From this week, bankers managing initial public offerings in the U.K. face new rules designed to reduce their influence after a series of high-profile stock sales that were perceived as mispriced. The key issue is giving stock buyers and neutral analysts enough time with financial information to think about what the true price should be.
As things stand, analysts at banks running a share sale get access to the company’s books well before “unconnected” analysts, who get a prospectus only shortly before the sale. Under rules from the Financial Conduct Authority that apply from July 1, investors and analysts will get much earlier access to key information.
“It’s a helpful reform and it’s being done for the right reasons,” said Mark Phelps, chief investment officer of global concentrated equities at AllianceBernstein in London. “The buy side is always skeptical of sell-side analysts working for the company on an IPO. In all the years I’ve been doing this, I’ve never seen a negative report from a connected party.”
Commodities giant Glencore International Plc hired 23 banks to take it public in 2011. The stock is more than 30 percent below its IPO price after peaking shortly after the sale..
An opposite situation occurred during the privatization of Royal Mail Plc in October 2013. The threat of a strike prompted a valuation that was shown to be too low after the stock, priced at 330 pence, jumped almost 40 percent on the first day of trading. It continued to rise thereafter, prompting accusations the banks had sold public assets to their friends in the City on the cheap.
“It appears that the taxpayer has missed out on significant value,” lawmakers wrote in a report on the sale.

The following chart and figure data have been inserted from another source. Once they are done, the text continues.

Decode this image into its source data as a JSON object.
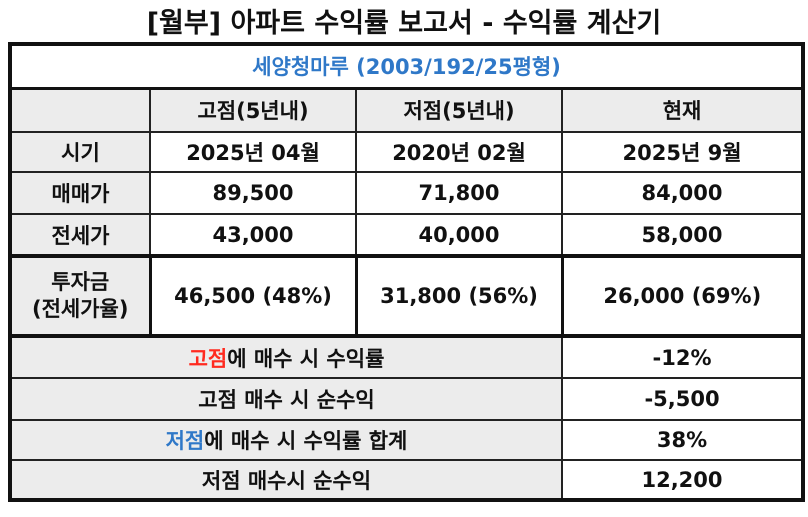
{
  "title": "[월부] 아파트 수익률 보고서 - 수익률 계산기",
  "subtitle": "세양청마루 (2003/192/25평형)",
  "header": {
    "corner": "",
    "high": "고점(5년내)",
    "low": "저점(5년내)",
    "current": "현재"
  },
  "rows": {
    "period": {
      "label": "시기",
      "high": "2025년 04월",
      "low": "2020년 02월",
      "current": "2025년 9월"
    },
    "sale": {
      "label": "매매가",
      "high": "89,500",
      "low": "71,800",
      "current": "84,000"
    },
    "jeonse": {
      "label": "전세가",
      "high": "43,000",
      "low": "40,000",
      "current": "58,000"
    },
    "invest": {
      "label_line1": "투자금",
      "label_line2": "(전세가율)",
      "high": "46,500 (48%)",
      "low": "31,800 (56%)",
      "current": "26,000 (69%)"
    }
  },
  "summary": {
    "high_rate": {
      "label_accent": "고점",
      "label_rest": "에 매수 시 수익률",
      "value": "-12%"
    },
    "high_profit": {
      "label": "고점 매수 시 순수익",
      "value": "-5,500"
    },
    "low_rate": {
      "label_accent": "저점",
      "label_rest": "에 매수 시 수익률 합계",
      "value": "38%"
    },
    "low_profit": {
      "label": "저점 매수시 순수익",
      "value": "12,200"
    }
  },
  "colors": {
    "high": "#ff2a1f",
    "low": "#2f78c8",
    "header_bg": "#ececec"
  }
}
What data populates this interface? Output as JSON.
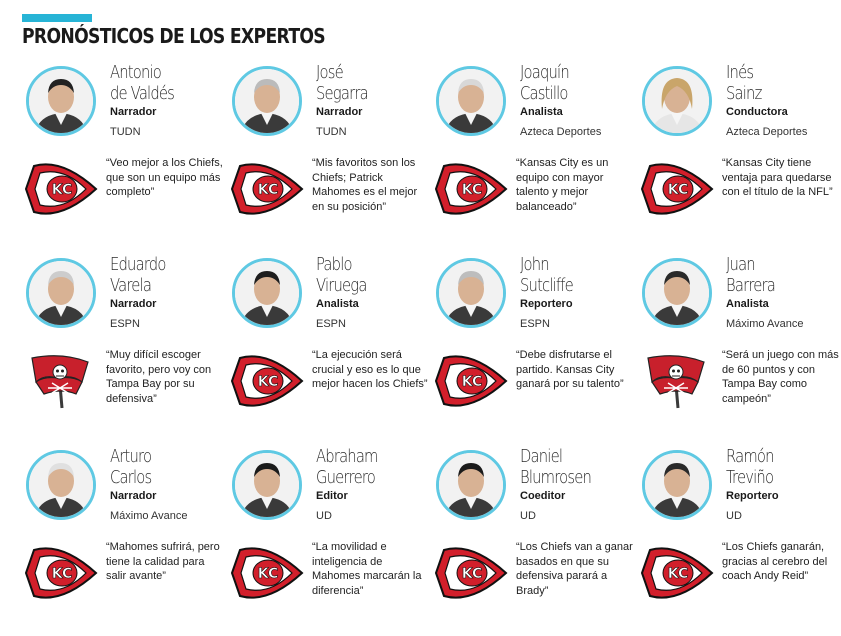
{
  "title": "PRONÓSTICOS DE LOS EXPERTOS",
  "colors": {
    "accent": "#27b4d6",
    "avatar_ring": "#5fc9e3",
    "chiefs_red": "#d21f2b",
    "bucs_red": "#c8202c"
  },
  "experts": [
    {
      "name_line1": "Antonio",
      "name_line2": "de Valdés",
      "role": "Narrador",
      "outlet": "TUDN",
      "quote": "“Veo mejor a los Chiefs, que son un equipo más completo”",
      "team": "chiefs",
      "logo_icon": "chiefs-logo-icon",
      "hair": "#222"
    },
    {
      "name_line1": "José",
      "name_line2": "Segarra",
      "role": "Narrador",
      "outlet": "TUDN",
      "quote": "“Mis favoritos son los Chiefs; Patrick Mahomes es el mejor en su posición”",
      "team": "chiefs",
      "logo_icon": "chiefs-logo-icon",
      "hair": "#bbb"
    },
    {
      "name_line1": "Joaquín",
      "name_line2": "Castillo",
      "role": "Analista",
      "outlet": "Azteca Deportes",
      "quote": "“Kansas City es un equipo con mayor talento y mejor balanceado”",
      "team": "chiefs",
      "logo_icon": "chiefs-logo-icon",
      "hair": "#d8d8d8"
    },
    {
      "name_line1": "Inés",
      "name_line2": "Sainz",
      "role": "Conductora",
      "outlet": "Azteca Deportes",
      "quote": "“Kansas City tiene ventaja para quedarse con el título de la NFL”",
      "team": "chiefs",
      "logo_icon": "chiefs-logo-icon",
      "hair": "#c9a56a"
    },
    {
      "name_line1": "Eduardo",
      "name_line2": "Varela",
      "role": "Narrador",
      "outlet": "ESPN",
      "quote": "“Muy difícil escoger favorito, pero voy con Tampa Bay por su defensiva”",
      "team": "bucs",
      "logo_icon": "buccaneers-logo-icon",
      "hair": "#ccc"
    },
    {
      "name_line1": "Pablo",
      "name_line2": "Viruega",
      "role": "Analista",
      "outlet": "ESPN",
      "quote": "“La ejecución será crucial y eso es lo que mejor hacen los Chiefs”",
      "team": "chiefs",
      "logo_icon": "chiefs-logo-icon",
      "hair": "#1e1e1e"
    },
    {
      "name_line1": "John",
      "name_line2": "Sutcliffe",
      "role": "Reportero",
      "outlet": "ESPN",
      "quote": "“Debe disfrutarse el partido. Kansas City ganará por su talento”",
      "team": "chiefs",
      "logo_icon": "chiefs-logo-icon",
      "hair": "#bdbdbd"
    },
    {
      "name_line1": "Juan",
      "name_line2": "Barrera",
      "role": "Analista",
      "outlet": "Máximo Avance",
      "quote": "“Será un juego con más de 60 puntos y con Tampa Bay como campeón”",
      "team": "bucs",
      "logo_icon": "buccaneers-logo-icon",
      "hair": "#2a2a2a"
    },
    {
      "name_line1": "Arturo",
      "name_line2": "Carlos",
      "role": "Narrador",
      "outlet": "Máximo Avance",
      "quote": "“Mahomes sufrirá, pero tiene la calidad para salir avante”",
      "team": "chiefs",
      "logo_icon": "chiefs-logo-icon",
      "hair": "#e0e0e0"
    },
    {
      "name_line1": "Abraham",
      "name_line2": "Guerrero",
      "role": "Editor",
      "outlet": "UD",
      "quote": "“La movilidad e inteligencia de Mahomes marcarán la diferencia”",
      "team": "chiefs",
      "logo_icon": "chiefs-logo-icon",
      "hair": "#1b1b1b"
    },
    {
      "name_line1": "Daniel",
      "name_line2": "Blumrosen",
      "role": "Coeditor",
      "outlet": "UD",
      "quote": "“Los Chiefs van a ganar basados en que su defensiva parará a Brady”",
      "team": "chiefs",
      "logo_icon": "chiefs-logo-icon",
      "hair": "#1b1b1b"
    },
    {
      "name_line1": "Ramón",
      "name_line2": "Treviño",
      "role": "Reportero",
      "outlet": "UD",
      "quote": "“Los Chiefs ganarán, gracias al cerebro del coach Andy Reid”",
      "team": "chiefs",
      "logo_icon": "chiefs-logo-icon",
      "hair": "#2a2a2a"
    }
  ]
}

Under the new framework, companies will first have to publish a registration document similar to the draft they publish today and hold a presentation. The material used in the presentation must be given to “unconnected” analysts, either by allowing them into the event or by making it available afterward. The banks’ “connected” analysts won’t be able to publish their reports until unconnected analysts have had at least seven days to examine the company.
“We welcome the changes that reinforce the important role of a prospectus in the IPO process,” a spokesman from the LSE said in a statement. “Earlier publication should help broaden investor participation, particularly from retail investors.”
Some observers say the changes may not make much difference. As well, they could boost the burden of going public, according to Nicholas Holmes, a capital markets partner at law firm Ashurst LLP.
“There will certainly be more expense, but there’s no certainty of a deal,” Holmes said. “I’m skeptical there are armies of analysts out there ready to comment on deals.”
Smaller companies will probably be traded mostly by the brokers that take them public, and given those firms will pocket the commissions, there’s not much incentive for unconnected firms to put in the effort involved in starting analyst coverage, he said.
The rules won’t yet apply to the type of market known as multilateral trading facilities, such as London Stock Exchange Group Plc’s junior Alternative Investment Market, or AIM. “We encourage banks managing an offering on MTFs to consider adopting the reformed practice used on regulated markets,” the Financial Conduct Authority said.
“Small companies may find it harder to get any analyst coverage at all,” said David Lloyd-Seed, chairman of the IR Society and director of investor relations at Telefonica SA’s British arm, O2. “There may not actually be any unconnected analysts, so I’m not sure the IPO rules will change things significantly.”